In New York Wednesday, a tow truck hit a car and then ended up in a swimming pool. The tow truck driver told police he was juggling two cell phones - one he was talking on, the other he was texting.
It was stories like that one that got the attention of Sarasota State Representative Doug Holder. He talked to ABC 7 Thursday at his son's baseball practice. "We saw the news, and saw there were five high school girls that were about to graduate that were in an accident, and it was a fatal accident and texting was cited as one of the reasons why that accident occurred."
Representative Holder has tried to get this bill passed before. And with a new study conducted by Virginia Tech, he believes his fellow legislators won't deny it anymore. "I truly believe that it will get passed. There is more attention now then there ever has been on texting while driving."
"The most alarming result we found is that texting while driving is 23 times more dangerous than just driving by itself; and that's a huge number," says Tom Dingus at the Virginia Tech Transportation Institute.
Florida Highway Patrol lieutenant Chris Miller agrees; taking your eyes off the road just for a few seconds can lead to a crash. "If you are traveling down the road at 45 mph, you're traveling at 66 feet per second; that means every second, your vehicle has traveled 66 feet. Now if you take your eyes off the road for just 2 seconds -- to text, talk on the phone, dial a number -- you've traveled 131 feet during that 2 seconds."
Add your reaction time to that number, and you've traveled more than half the length of a football field.

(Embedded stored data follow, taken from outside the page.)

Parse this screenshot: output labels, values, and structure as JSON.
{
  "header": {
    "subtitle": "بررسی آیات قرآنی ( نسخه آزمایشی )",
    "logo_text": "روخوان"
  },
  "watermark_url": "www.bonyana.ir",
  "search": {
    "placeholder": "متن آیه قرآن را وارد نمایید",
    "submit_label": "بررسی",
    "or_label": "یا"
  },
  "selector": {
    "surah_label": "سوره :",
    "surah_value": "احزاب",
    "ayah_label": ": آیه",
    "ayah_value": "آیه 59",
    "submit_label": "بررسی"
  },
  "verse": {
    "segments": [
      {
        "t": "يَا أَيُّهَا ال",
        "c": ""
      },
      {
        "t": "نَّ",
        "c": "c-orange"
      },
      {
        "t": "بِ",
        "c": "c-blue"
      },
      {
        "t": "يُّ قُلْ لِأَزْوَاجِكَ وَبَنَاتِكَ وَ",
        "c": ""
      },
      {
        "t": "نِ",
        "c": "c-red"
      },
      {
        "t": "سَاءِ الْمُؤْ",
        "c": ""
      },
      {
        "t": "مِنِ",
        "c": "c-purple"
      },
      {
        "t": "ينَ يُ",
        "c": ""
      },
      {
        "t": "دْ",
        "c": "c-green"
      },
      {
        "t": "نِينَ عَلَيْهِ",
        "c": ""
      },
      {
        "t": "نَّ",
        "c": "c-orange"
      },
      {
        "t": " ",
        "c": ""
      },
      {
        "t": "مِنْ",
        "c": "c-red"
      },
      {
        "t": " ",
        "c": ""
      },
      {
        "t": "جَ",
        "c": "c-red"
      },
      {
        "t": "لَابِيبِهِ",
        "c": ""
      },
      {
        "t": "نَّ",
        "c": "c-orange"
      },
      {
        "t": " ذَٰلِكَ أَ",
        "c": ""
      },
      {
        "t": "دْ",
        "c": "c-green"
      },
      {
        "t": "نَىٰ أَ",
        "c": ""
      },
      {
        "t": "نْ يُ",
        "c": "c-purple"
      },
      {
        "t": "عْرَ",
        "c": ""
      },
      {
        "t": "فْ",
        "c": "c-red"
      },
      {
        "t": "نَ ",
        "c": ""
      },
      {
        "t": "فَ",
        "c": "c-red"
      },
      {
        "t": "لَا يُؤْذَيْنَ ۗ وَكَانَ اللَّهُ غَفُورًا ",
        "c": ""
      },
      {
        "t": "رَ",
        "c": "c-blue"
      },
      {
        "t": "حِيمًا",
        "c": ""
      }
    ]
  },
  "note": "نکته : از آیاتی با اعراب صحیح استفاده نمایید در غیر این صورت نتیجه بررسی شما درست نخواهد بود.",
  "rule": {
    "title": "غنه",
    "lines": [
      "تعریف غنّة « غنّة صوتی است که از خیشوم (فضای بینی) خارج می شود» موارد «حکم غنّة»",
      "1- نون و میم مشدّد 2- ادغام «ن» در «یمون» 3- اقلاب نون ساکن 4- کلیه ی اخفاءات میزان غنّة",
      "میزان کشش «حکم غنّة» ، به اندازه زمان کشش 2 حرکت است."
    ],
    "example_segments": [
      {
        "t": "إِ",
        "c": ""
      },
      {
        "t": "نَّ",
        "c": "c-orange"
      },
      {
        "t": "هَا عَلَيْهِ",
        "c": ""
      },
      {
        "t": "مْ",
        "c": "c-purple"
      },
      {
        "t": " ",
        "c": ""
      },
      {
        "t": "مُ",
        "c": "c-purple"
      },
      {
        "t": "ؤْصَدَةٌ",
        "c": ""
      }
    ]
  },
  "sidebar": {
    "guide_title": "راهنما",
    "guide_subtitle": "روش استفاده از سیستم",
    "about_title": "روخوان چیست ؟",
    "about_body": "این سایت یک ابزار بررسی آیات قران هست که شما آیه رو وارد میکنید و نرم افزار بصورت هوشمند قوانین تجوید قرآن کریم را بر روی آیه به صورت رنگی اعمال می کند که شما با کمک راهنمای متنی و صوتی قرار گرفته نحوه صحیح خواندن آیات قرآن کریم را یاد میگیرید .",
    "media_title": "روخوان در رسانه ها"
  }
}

"As you have your loved ones, I have mine...and I certainly don't want someone who is sending a text message to not pay attention to that fact that we are crossing an intersection and plow into us and harm me and my family members, just like I won't want that to happen to any other Floridian," says Lt. Miller.
If the texting bill is passed, drivers could face a $30 fine for texting while driving. Troopers urge drivers to focus on driving. If you need to talk on the phone, send a text, or put on make-up...pull the car over.